“O muro do salário mínimo
Por Pedro Fernando Nery
O Congresso aprovou o salário mínimo de R$ 1.040 para 2020,
reajustado pela inflação, encerrando a política de valorização do salário
mínimo (SM). Até 2019, o reajuste era pela inflação do ano anterior e o
crescimento do PIB de dois anos antes. Nos EUA, os candidatos democratas
prometem dobrar o salário mínimo nacional, que passaria a superar o mínimo da
maior parte das cidades. Lá como aqui o debate é centrado em uma preocupação:
aumentar o salário mínimo aumenta o desemprego?
Partindo da lei da demanda, a elevação de um preço (o do
trabalho) reduziria a demanda (a contratação de trabalhadores). A visão
democrata tem rejeitado a tese, embalada por experiências como a de Seattle e
outras cidades da Costa Oeste, que apesar dos maiores salários mínimos do país
mantiveram baixo desemprego. Nessa visão, o mercado de trabalho seria grande
demais para receber a mesma análise de outros (equilíbrio parcial), que
ignoraria o poderoso efeito positivo do SM no consumo e, assim, no emprego. O
aumento do SM não aumentaria o desemprego.
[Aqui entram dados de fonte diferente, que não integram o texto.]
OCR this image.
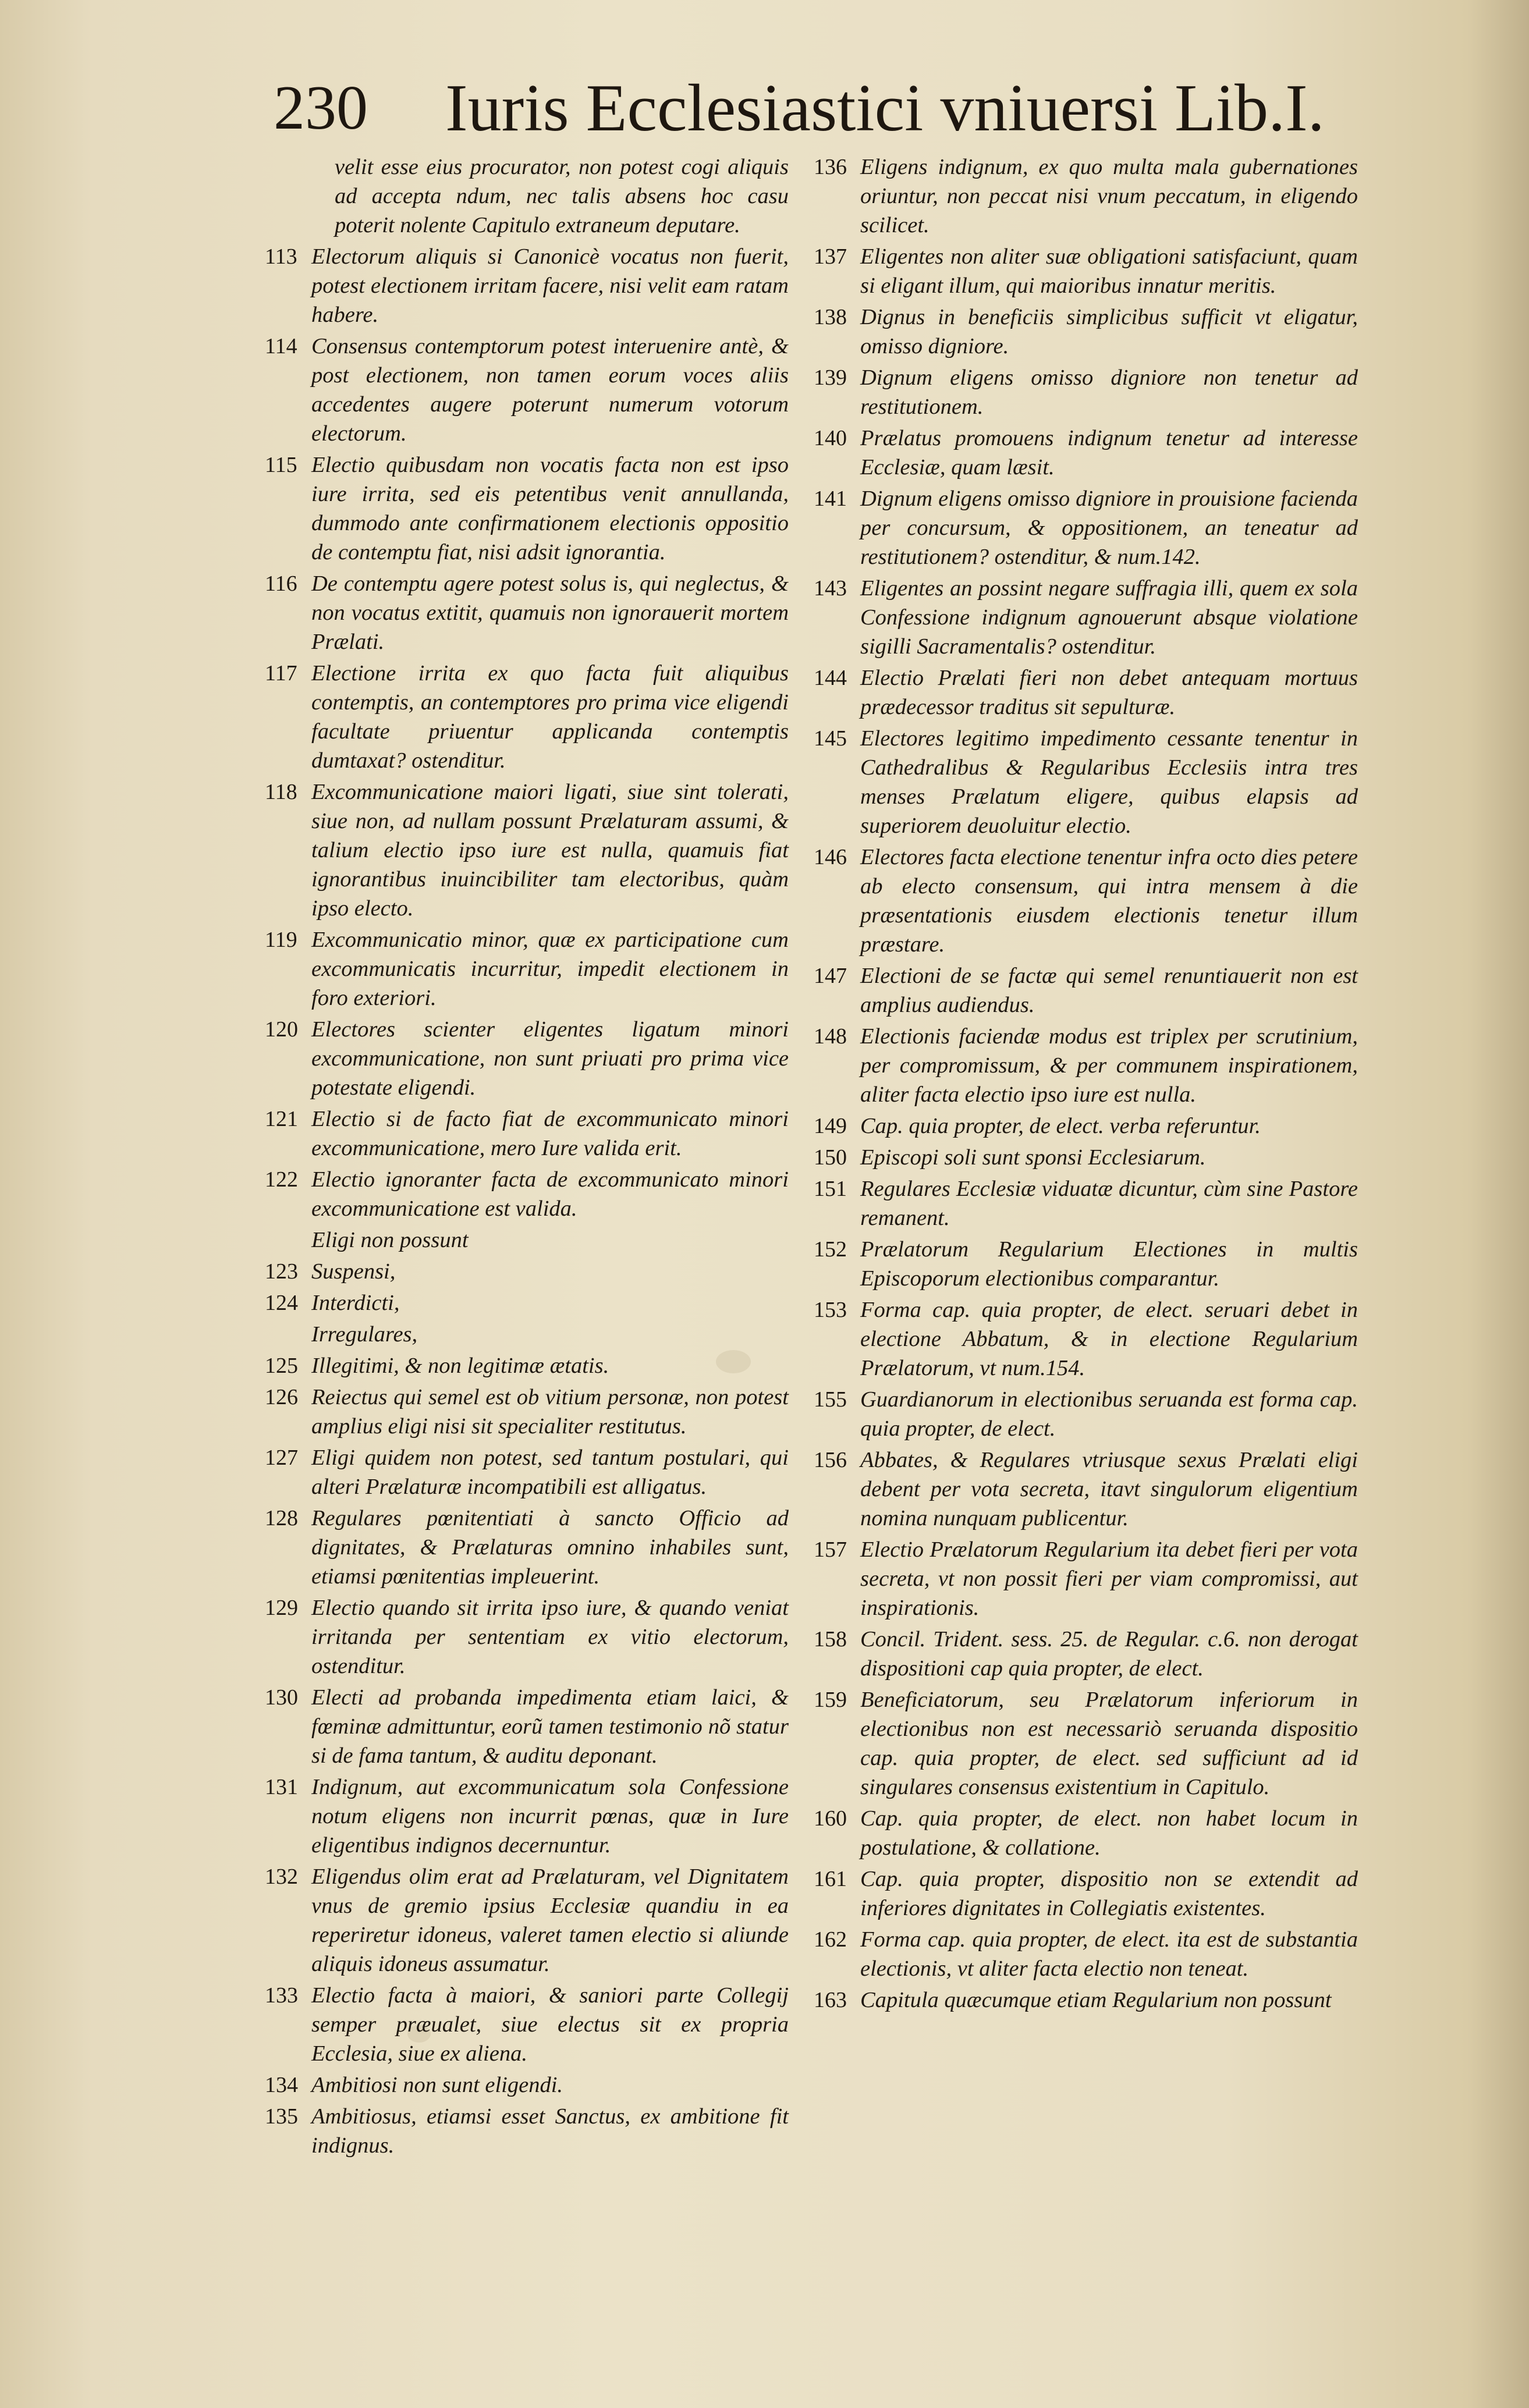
230 Iuris Ecclesiastici vniuersi Lib.I.
velit esse eius procurator, non potest cogi aliquis ad accepta ndum, nec talis absens hoc casu poterit nolente Capitulo extraneum deputare.
113 Electorum aliquis si Canonicè vocatus non fuerit, potest electionem irritam facere, nisi velit eam ratam habere.
114 Consensus contemptorum potest interuenire antè, & post electionem, non tamen eorum voces aliis accedentes augere poterunt numerum votorum electorum.
115 Electio quibusdam non vocatis facta non est ipso iure irrita, sed eis petentibus venit annullanda, dummodo ante confirmationem electionis oppositio de contemptu fiat, nisi adsit ignorantia.
116 De contemptu agere potest solus is, qui neglectus, & non vocatus extitit, quamuis non ignorauerit mortem Prælati.
117 Electione irrita ex quo facta fuit aliquibus contemptis, an contemptores pro prima vice eligendi facultate priuentur applicanda contemptis dumtaxat? ostenditur.
118 Excommunicatione maiori ligati, siue sint tolerati, siue non, ad nullam possunt Prælaturam assumi, & talium electio ipso iure est nulla, quamuis fiat ignorantibus inuincibiliter tam electoribus, quàm ipso electo.
119 Excommunicatio minor, quæ ex participatione cum excommunicatis incurritur, impedit electionem in foro exteriori.
120 Electores scienter eligentes ligatum minori excommunicatione, non sunt priuati pro prima vice potestate eligendi.
121 Electio si de facto fiat de excommunicato minori excommunicatione, mero Iure valida erit.
122 Electio ignoranter facta de excommunicato minori excommunicatione est valida.
Eligi non possunt
123 Suspensi,
124 Interdicti,
Irregulares,
125 Illegitimi, & non legitimæ ætatis.
126 Reiectus qui semel est ob vitium personæ, non potest amplius eligi nisi sit specialiter restitutus.
127 Eligi quidem non potest, sed tantum postulari, qui alteri Prælaturæ incompatibili est alligatus.
128 Regulares pœnitentiati à sancto Officio ad dignitates, & Prælaturas omnino inhabiles sunt, etiamsi pœnitentias impleuerint.
129 Electio quando sit irrita ipso iure, & quando veniat irritanda per sententiam ex vitio electorum, ostenditur.
130 Electi ad probanda impedimenta etiam laici, & fœminæ admittuntur, eorũ tamen testimonio nõ statur si de fama tantum, & auditu deponant.
131 Indignum, aut excommunicatum sola Confessione notum eligens non incurrit pœnas, quæ in Iure eligentibus indignos decernuntur.
132 Eligendus olim erat ad Prælaturam, vel Dignitatem vnus de gremio ipsius Ecclesiæ quandiu in ea reperiretur idoneus, valeret tamen electio si aliunde aliquis idoneus assumatur.
133 Electio facta à maiori, & saniori parte Collegij semper præualet, siue electus sit ex propria Ecclesia, siue ex aliena.
134 Ambitiosi non sunt eligendi.
135 Ambitiosus, etiamsi esset Sanctus, ex ambitione fit indignus.
136 Eligens indignum, ex quo multa mala gubernationes oriuntur, non peccat nisi vnum peccatum, in eligendo scilicet.
137 Eligentes non aliter suæ obligationi satisfaciunt, quam si eligant illum, qui maioribus innatur meritis.
138 Dignus in beneficiis simplicibus sufficit vt eligatur, omisso digniore.
139 Dignum eligens omisso digniore non tenetur ad restitutionem.
140 Prælatus promouens indignum tenetur ad interesse Ecclesiæ, quam læsit.
141 Dignum eligens omisso digniore in prouisione facienda per concursum, & oppositionem, an teneatur ad restitutionem? ostenditur, & num.142.
143 Eligentes an possint negare suffragia illi, quem ex sola Confessione indignum agnouerunt absque violatione sigilli Sacramentalis? ostenditur.
144 Electio Prælati fieri non debet antequam mortuus prædecessor traditus sit sepulturæ.
145 Electores legitimo impedimento cessante tenentur in Cathedralibus & Regularibus Ecclesiis intra tres menses Prælatum eligere, quibus elapsis ad superiorem deuoluitur electio.
146 Electores facta electione tenentur infra octo dies petere ab electo consensum, qui intra mensem à die præsentationis eiusdem electionis tenetur illum præstare.
147 Electioni de se factæ qui semel renuntiauerit non est amplius audiendus.
148 Electionis faciendæ modus est triplex per scrutinium, per compromissum, & per communem inspirationem, aliter facta electio ipso iure est nulla.
149 Cap. quia propter, de elect. verba referuntur.
150 Episcopi soli sunt sponsi Ecclesiarum.
151 Regulares Ecclesiæ viduatæ dicuntur, cùm sine Pastore remanent.
152 Prælatorum Regularium Electiones in multis Episcoporum electionibus comparantur.
153 Forma cap. quia propter, de elect. seruari debet in electione Abbatum, & in electione Regularium Prælatorum, vt num.154.
155 Guardianorum in electionibus seruanda est forma cap. quia propter, de elect.
156 Abbates, & Regulares vtriusque sexus Prælati eligi debent per vota secreta, itavt singulorum eligentium nomina nunquam publicentur.
157 Electio Prælatorum Regularium ita debet fieri per vota secreta, vt non possit fieri per viam compromissi, aut inspirationis.
158 Concil. Trident. sess. 25. de Regular. c.6. non derogat dispositioni cap quia propter, de elect.
159 Beneficiatorum, seu Prælatorum inferiorum in electionibus non est necessariò seruanda dispositio cap. quia propter, de elect. sed sufficiunt ad id singulares consensus existentium in Capitulo.
160 Cap. quia propter, de elect. non habet locum in postulatione, & collatione.
161 Cap. quia propter, dispositio non se extendit ad inferiores dignitates in Collegiatis existentes.
162 Forma cap. quia propter, de elect. ita est de substantia electionis, vt aliter facta electio non teneat.
163 Capitula quæcumque etiam Regularium non possunt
Pesquisadores têm alertado que estudos sobre experiências
como a de Seattle desconsideram que, apesar de impacto desimportante no
agregado da taxa de desemprego, grupos vulneráveis sofreriam impacto
desproporcional (Clemens, 2019; Meer, 2019). É o caso de trabalhadores de baixa
produtividade, de jovens inexperientes e daqueles das ocupações mais tendentes
à automação.
Os estudos otimistas desconsiderariam também a migração dos
trabalhadores afetados para fora desses centros urbanos, que não seria captada
na taxa de desemprego dos habitantes (Pérez, 2018). E alertam que a
substituição do trabalho por automação em decorrência leva tempo a ser
implementada, por exigir investimento em capital, não sendo bem captada nos
primeiros períodos após o aumento. No estudo de Lordan e Neumark (2018), os
efeitos seriam piores para mulheres, por predominarem em ocupações como as de
atendentes e recepcionistas. Na internet, páginas à direita ironizam a campanha
do aumento do SM como uma conspiração de robôs buscando ocupar funções de
humanos.
Em países emergentes, a literatura foca em um aspecto
adicional: a informalidade, que absorve trabalhadores entre o emprego formal e
o desemprego. Para o caso brasileiro, a literatura encontrava efeitos negativos
expressivos até o início dos anos 2000, que desapareceram no período de
desemprego baixo. Depois de aumentos que colocaram no Brasil a relação entre o
SM e o salário médio acima da OCDE, e depois de uma crise que deixou legado de
desemprego alto, qual seria o efeito de altas do SM?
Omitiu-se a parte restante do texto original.